William Stephenson lives in Lancashire. He teaches English Literature and Creative Writing at the University of Chester. His first full collection of poetry, Travellers and Avatars, was shortlisted for the Live Canon First Collection prize and was published by Live Canon in 2018.
His pamphlets are Rain Dancers in the Data Cloud (Templar, 2012), winner of an Iota Shots Award, and Source Code (Ravenglass, 2013), winner of the Ravenglass Poetry Prize.
His second collection, The Lotus Bunker, was published by Live Canon in July 2023.
Sample poem
Decompression
The induction program’s willow pattern eyes
and terracotta lips matched those of the woman
I married in my first incarnation. She whispered,
Just you and me darling me darling – a glitch, surely,
a stutter in the software – so make yourself yourself.
She projected the cooker of our kitchen
onto the walls of my cell. Our clock, stopped at nine.
The red LED of the warming oven. How fitting
that a chain of zeroes and ones coded in California
should inherit my wife’s paper skin and ink-black hair,
our dreams of our teenage sons, both now uploaded.

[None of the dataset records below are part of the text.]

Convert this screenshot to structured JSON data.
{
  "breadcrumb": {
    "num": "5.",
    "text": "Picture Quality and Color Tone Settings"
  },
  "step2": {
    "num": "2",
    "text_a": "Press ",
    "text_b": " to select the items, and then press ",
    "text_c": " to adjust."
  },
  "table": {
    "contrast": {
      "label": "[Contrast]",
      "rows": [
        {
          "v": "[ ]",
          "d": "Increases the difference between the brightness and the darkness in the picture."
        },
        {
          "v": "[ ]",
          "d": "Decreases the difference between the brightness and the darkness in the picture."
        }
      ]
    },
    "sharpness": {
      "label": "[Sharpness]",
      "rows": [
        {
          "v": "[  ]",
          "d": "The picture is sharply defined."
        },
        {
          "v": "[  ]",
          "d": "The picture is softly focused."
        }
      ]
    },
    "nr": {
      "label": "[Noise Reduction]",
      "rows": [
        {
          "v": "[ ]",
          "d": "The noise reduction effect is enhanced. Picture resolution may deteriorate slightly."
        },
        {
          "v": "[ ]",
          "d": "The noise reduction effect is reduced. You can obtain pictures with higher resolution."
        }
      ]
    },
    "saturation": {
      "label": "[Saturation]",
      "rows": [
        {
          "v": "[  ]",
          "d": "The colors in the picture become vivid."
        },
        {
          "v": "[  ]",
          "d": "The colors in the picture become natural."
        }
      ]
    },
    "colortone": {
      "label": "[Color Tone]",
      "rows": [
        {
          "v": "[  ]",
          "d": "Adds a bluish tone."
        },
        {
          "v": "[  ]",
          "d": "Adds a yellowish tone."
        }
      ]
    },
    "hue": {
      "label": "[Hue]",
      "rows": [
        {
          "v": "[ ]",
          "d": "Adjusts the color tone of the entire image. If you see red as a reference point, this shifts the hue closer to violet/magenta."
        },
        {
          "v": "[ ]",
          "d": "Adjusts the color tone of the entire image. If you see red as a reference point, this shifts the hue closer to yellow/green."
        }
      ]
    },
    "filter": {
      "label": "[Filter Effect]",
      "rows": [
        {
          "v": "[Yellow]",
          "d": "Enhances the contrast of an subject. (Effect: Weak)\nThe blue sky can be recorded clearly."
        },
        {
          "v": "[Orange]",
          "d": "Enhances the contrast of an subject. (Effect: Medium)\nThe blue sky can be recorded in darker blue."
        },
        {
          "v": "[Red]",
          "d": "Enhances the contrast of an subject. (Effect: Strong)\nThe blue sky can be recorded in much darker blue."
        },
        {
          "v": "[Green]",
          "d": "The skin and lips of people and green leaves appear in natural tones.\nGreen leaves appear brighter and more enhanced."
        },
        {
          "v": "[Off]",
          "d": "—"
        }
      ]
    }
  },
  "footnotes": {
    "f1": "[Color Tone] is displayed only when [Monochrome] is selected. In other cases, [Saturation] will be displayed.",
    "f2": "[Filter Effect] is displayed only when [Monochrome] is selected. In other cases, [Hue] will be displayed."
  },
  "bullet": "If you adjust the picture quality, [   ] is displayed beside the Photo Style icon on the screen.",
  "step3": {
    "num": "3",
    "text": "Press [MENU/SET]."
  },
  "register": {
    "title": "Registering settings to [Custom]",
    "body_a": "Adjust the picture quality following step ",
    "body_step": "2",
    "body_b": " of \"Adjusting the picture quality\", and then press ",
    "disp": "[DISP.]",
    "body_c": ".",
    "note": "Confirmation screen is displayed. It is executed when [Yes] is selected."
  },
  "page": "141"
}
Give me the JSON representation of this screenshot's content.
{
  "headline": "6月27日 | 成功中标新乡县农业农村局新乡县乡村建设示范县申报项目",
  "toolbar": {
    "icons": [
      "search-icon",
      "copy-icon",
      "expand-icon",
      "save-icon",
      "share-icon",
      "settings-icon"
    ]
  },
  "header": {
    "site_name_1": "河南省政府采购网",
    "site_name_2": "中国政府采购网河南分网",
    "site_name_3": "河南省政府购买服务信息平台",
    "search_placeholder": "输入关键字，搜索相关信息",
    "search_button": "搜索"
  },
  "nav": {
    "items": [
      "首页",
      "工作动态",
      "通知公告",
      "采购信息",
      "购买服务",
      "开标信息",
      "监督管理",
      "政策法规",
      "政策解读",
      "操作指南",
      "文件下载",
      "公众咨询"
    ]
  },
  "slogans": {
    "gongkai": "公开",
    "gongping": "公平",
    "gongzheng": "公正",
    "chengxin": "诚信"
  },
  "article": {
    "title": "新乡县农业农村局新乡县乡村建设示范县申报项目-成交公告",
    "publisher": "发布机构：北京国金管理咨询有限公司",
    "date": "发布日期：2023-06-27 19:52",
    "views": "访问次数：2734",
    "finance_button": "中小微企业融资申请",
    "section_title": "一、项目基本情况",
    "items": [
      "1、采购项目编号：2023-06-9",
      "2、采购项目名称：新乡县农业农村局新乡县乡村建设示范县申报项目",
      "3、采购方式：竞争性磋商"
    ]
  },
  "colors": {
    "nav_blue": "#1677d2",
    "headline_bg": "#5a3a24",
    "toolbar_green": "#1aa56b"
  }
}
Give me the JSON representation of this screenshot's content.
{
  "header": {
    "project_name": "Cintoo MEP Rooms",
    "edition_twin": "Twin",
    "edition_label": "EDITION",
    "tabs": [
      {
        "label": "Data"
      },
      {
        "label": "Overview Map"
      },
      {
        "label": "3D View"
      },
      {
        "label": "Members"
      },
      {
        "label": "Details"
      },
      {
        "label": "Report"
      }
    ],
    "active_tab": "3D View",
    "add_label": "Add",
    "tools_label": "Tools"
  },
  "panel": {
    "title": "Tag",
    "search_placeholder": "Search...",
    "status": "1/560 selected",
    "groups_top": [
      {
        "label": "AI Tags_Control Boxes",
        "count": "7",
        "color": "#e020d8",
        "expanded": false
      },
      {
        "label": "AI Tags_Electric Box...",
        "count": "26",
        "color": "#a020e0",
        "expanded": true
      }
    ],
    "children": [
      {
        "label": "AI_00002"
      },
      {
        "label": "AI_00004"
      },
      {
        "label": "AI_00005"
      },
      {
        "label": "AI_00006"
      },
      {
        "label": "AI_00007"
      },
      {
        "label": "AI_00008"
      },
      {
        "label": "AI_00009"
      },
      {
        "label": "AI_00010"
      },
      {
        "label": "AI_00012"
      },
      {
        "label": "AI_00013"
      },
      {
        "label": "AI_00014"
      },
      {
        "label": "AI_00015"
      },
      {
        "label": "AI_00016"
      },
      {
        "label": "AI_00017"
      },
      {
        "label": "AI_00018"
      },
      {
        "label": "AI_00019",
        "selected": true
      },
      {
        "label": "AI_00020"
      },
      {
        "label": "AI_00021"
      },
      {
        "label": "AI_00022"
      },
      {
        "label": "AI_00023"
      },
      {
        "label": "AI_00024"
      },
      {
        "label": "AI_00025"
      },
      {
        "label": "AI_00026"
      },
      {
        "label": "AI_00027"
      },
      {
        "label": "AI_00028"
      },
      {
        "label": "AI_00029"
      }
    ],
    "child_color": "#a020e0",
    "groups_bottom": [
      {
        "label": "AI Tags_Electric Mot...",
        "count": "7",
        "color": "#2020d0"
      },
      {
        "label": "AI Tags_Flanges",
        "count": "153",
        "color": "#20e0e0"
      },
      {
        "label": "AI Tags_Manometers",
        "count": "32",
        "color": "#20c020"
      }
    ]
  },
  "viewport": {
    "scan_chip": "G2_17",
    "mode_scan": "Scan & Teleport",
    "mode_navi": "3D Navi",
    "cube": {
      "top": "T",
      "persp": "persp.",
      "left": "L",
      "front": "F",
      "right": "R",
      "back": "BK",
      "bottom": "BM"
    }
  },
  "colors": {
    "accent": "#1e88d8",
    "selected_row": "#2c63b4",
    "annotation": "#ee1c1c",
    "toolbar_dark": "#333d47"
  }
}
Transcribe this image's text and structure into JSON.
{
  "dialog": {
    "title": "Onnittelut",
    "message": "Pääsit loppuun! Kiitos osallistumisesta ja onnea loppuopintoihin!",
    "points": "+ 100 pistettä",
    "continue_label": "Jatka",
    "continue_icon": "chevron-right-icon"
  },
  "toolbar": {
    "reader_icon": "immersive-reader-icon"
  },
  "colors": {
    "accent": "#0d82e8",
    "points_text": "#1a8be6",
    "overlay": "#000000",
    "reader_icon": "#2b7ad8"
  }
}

The table was crowded with algorithms whose integers
resolved into cups, bowls and spoons. We drank a soup
she’d blended from boiled square roots. Are you sure this
really all happened this? she asked. I mean been you’ve been
under lately stress lately. Adrenaline, perceptual distortion.
My darling my it’s my darling okay. Her endearments
looped and scattered like pixels in a buffering film.
We stepped through our front door into a canyon
of brick and stone. Beings with brushed tendrils
jostled past, lenses wrapping their eyes. Icons
on screens glided like ice-pucks under their fingers.
Steel cages growled and screamed. Suspended suns
gilded the program’s skin. This is dear this dear home.